Member of Parliament, Lok Sabha
- In office 1 September 2014 – 23 May 2019
- Preceded by: S. Gandhiselvan
- Succeeded by: A. K. P. Chinraj
- Constituency: Namakkal

Member of Tamil Nadu Legislative Assembly
- In office 9 May 1996 — 11 May 2006
- Preceded by: K. Palaniammal
- Succeeded by: K. P. Ramaswamy
- Constituency: Rasipuram

Personal details
- Born: 2 April 1951 Pachudaiyampalayam, Salem district, Madras State (now Namakkal district, Tamil Nadu), India
- Died: 15 January 2025 (aged 73) Rasipuram, Namakkal district, Tamil Nadu, India
- Party: Dravida Munnetra Kazhagam (2021-2025)
- Other political affiliations: All India Anna Dravida Munnetra Kazhagam (1972-2021)
- Spouse: Sundari
- Children: Dinesh Sundaram
- Alma mater: Annamalai University
- Occupation: Agriculturist

= P. R. Sundaram =

Indian politician (1951–2025)

P. R. Sundaram (2 April 1951 – 15 January 2025) was an Indian politician.
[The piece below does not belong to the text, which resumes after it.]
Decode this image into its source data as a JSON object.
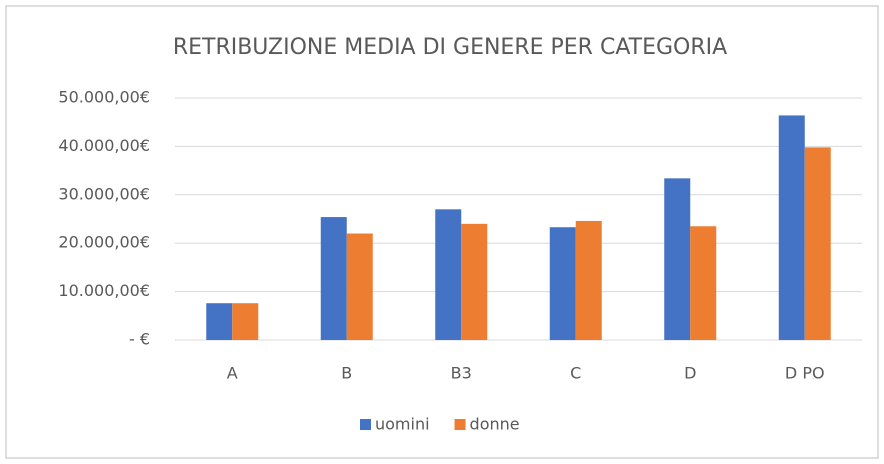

Sundaram was a Member of the Legislative Assembly of Tamil Nadu. He was elected to the Tamil Nadu legislative assembly as an Anna Dravida Munnetra Kazhagam candidate from Rasipuram constituency in the 1996 and 2001 elections.

Sundaram was elected to the Lok Sabha representing Namakkal in the 2014 elections.

Sundaram died on 15 January 2025, at the age of 73.